Implemented and optimized the multi-instance, multi-thread HTTP download function on Skyplane. Achieved a 30X speedup compared to existing recipes. This result was presented in a talk hosted by NASA.
Managed Globus Endpoints to conduct large data transfer experiments to benchmark Skyplane against Globus.
Undergraduate Researcher | ReDAS Lab, University of Houston
06/2021 - Present
Research focus: Deception Detection, NLP; Mentor: Dr. Rakesh Verma
Implemented and experimented with various feature engineering algorithms, ML and DL models in NLP.
Compiled a cross-domain deception dataset with fake reviews, fake opinions, phishing emails, and fake news.

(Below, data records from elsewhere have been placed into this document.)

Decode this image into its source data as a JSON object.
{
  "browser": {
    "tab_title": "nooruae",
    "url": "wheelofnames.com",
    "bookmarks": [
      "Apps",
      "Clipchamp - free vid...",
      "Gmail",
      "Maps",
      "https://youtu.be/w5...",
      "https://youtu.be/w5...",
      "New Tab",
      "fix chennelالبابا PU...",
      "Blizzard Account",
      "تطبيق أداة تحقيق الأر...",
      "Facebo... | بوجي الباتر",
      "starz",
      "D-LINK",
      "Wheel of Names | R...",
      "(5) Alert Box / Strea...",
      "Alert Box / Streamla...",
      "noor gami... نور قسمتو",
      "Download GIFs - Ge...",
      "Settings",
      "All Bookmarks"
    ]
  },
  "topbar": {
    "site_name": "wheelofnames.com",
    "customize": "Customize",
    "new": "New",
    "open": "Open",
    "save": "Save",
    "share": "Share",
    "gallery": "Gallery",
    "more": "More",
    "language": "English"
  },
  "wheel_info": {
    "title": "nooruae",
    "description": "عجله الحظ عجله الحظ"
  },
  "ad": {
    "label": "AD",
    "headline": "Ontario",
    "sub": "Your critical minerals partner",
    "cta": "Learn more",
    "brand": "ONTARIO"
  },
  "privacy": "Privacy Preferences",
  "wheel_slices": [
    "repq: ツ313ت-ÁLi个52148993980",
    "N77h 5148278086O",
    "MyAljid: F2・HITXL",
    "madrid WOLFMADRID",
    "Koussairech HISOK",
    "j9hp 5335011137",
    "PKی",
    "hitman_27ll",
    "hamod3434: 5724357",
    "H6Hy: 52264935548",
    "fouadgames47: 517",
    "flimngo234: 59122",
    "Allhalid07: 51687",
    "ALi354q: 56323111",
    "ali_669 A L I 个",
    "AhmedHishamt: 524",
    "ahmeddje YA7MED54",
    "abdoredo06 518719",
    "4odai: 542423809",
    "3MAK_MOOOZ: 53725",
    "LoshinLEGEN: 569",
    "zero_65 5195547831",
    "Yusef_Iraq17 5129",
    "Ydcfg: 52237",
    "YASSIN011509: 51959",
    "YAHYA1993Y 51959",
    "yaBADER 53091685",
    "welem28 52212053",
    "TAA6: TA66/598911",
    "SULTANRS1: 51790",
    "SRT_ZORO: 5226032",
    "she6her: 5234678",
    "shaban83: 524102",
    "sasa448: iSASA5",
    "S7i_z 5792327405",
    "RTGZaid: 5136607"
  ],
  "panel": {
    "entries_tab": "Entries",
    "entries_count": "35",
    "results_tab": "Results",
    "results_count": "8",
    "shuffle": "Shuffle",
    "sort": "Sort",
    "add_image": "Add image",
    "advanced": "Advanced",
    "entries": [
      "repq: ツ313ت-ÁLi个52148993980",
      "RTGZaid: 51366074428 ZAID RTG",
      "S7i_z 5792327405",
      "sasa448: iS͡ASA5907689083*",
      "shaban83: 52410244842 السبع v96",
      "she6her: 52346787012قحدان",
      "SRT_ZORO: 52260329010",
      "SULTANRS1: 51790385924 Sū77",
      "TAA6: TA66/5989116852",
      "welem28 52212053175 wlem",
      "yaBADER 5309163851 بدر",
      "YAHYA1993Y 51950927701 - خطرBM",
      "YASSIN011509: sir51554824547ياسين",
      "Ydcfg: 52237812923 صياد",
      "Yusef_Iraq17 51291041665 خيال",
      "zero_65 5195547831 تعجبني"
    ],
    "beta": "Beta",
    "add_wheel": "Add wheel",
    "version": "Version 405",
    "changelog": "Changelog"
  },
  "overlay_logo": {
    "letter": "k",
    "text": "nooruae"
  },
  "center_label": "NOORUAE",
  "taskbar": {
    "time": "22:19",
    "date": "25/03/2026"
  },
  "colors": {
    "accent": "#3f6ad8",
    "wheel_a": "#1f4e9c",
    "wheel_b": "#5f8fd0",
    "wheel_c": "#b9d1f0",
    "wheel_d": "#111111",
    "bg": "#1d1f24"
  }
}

Trained BERT models on the cross-domain dataset to show the possibility of domain-independent deception detection with results published in CODASPY 2022.
Application Engineering Intern | Oak Ridge National Lab
06/2022 - 08/2022
Research focus: Productivity and Sustainability in Software Engineering; Mentor: Dr. Gregory R. Watson
Developed a website, rateyourproject.org, to help users improve software engineering practices while collecting research data.
Concluded my findings in internally-reviewed poster and report.
Research Apprentice | Oski Lab, UC Berkeley
09/2020 - 06/2021
Project: NLP for Cannabis Text Data; Mentor: Dr. Cyrus Dioun
- Used Beautiful Soup to scrape product data from websites; pre-processed and merged data.
- Used NLP methods to find trends and patterns in product description data about cannabis, trying to uncover the political and cultural elements that affect market competition in the US cannabis industry.
Research Apprentice | Berkeley Law School
03/2020 - 09/2020
Project: Why Companies Rebrand; Mentor: Dr. Sonia Katyal
- Extracted useful information from almost 1 PB of patent applications of 4000 companies in 100 years from USTPO and 10-K files from SEC, using bag-of-words and sentiment analysis.